The cell phone belonged to bin Laden’s courier, who was killed along with the al-Qaeda leader in the May 2 raid by the US special forces on bin Laden’s compound in Pakistans’s garrison town of Abbottabad, the Times said.
Pakistan’s Inter Services Public Relation spokesman Major General Athar Abbas said in a statement on Friday sent by text message that the military “rejects the insinuations made in the NYT story”.
“It is part of a well orchestrated smear campaign against our security organisations,” ISPR spokesman said.
The army has been expressed anger over the media reports that elements in the Pakistani security establishment may have helped bin Laden hide in Pakistan.
“Pakistan, its security forces have suffered the most at the hands of al Qaeda and have delivered the most against al Qaeda; our actions on the ground speak louder than the words of the Times,” Abbas said.
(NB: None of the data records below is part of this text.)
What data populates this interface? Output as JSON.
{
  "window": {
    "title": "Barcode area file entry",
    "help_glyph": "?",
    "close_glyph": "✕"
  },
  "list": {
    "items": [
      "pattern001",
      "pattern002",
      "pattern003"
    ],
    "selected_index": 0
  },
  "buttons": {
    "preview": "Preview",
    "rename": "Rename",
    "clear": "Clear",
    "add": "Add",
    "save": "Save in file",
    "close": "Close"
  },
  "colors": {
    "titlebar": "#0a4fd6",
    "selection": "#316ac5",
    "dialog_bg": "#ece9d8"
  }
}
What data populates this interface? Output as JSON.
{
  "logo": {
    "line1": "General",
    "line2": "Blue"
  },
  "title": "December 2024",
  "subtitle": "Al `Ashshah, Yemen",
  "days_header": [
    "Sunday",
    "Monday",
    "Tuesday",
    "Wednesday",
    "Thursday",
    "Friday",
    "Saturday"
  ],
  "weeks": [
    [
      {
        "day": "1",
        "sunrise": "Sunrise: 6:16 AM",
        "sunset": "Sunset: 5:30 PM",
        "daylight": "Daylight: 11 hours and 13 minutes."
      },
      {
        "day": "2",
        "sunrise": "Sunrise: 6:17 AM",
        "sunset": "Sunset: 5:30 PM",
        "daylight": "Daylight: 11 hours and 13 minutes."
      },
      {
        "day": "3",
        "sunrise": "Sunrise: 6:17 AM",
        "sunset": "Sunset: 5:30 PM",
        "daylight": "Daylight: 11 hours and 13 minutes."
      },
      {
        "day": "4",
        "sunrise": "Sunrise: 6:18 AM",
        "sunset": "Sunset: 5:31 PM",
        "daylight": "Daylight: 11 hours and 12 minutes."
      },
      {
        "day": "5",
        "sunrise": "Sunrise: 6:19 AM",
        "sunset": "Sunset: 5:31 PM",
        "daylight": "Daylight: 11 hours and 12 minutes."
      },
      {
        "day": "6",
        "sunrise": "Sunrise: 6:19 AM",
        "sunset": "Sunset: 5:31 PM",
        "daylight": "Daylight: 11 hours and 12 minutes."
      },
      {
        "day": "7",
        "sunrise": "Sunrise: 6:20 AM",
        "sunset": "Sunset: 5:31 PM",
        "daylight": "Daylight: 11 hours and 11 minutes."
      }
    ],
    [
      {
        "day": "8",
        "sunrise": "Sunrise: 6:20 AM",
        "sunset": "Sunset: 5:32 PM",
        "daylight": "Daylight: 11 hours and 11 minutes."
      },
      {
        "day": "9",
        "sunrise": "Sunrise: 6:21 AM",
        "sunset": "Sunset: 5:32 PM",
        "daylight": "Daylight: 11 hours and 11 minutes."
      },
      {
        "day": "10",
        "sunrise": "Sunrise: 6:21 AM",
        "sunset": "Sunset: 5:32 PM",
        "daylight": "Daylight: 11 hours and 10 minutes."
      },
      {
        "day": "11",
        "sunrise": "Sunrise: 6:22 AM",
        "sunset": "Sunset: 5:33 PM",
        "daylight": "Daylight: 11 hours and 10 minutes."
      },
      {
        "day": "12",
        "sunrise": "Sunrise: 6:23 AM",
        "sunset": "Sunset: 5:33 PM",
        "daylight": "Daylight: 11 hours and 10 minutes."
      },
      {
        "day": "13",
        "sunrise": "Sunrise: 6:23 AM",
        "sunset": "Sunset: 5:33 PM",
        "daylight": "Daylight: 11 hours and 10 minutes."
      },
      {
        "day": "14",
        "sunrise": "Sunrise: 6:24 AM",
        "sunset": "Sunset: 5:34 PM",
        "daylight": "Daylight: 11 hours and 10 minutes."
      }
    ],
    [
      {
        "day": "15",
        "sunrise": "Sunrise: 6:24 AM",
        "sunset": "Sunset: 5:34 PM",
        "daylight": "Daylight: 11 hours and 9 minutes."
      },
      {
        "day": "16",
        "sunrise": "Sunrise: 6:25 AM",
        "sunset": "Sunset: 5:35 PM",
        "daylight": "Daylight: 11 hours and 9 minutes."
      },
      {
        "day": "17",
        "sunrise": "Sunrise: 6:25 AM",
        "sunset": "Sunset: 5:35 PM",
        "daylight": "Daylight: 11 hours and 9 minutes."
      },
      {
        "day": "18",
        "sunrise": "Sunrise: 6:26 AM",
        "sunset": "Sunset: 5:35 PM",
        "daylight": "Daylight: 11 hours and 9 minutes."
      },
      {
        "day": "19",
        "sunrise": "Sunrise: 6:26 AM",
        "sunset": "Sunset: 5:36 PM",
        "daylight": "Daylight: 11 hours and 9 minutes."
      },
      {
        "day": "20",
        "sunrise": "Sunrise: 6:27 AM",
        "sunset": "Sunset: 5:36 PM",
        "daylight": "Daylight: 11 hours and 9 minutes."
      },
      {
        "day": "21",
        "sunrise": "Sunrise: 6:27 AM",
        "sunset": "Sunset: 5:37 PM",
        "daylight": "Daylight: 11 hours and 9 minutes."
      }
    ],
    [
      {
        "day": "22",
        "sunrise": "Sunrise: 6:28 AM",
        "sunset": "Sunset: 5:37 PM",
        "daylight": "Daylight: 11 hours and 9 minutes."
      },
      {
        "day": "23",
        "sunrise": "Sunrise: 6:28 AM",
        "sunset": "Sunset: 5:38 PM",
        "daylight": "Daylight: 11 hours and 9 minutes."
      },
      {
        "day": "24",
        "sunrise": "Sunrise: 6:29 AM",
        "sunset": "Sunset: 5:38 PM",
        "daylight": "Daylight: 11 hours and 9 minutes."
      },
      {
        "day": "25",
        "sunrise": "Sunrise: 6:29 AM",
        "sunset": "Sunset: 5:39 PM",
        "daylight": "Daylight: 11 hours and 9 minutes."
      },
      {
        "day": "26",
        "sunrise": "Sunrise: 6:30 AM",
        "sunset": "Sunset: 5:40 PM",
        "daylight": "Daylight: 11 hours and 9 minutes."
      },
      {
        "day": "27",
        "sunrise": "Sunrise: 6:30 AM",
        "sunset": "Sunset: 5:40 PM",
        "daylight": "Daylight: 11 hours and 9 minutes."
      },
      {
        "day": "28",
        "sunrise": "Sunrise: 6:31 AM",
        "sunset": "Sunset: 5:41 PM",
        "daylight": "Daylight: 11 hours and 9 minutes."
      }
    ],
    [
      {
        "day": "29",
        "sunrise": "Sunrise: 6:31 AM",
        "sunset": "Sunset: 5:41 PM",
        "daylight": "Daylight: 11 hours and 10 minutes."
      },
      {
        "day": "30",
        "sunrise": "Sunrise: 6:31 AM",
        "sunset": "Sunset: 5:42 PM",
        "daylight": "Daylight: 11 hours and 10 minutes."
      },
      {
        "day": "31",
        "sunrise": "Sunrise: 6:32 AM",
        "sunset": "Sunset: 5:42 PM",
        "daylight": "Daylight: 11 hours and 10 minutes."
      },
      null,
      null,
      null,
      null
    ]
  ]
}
In tracing calls on the cell phone, US analysts determined that Harakat-ul-Mujahedeen commanders had called Pakistani intelligence officials, the Times reported, citing the senior American officials.
The officials added the contacts were not necessarily about bin Laden and his protection and that there was no “smoking gun” showing that Pakistan’s spy agency, ISI, had protected bin Laden.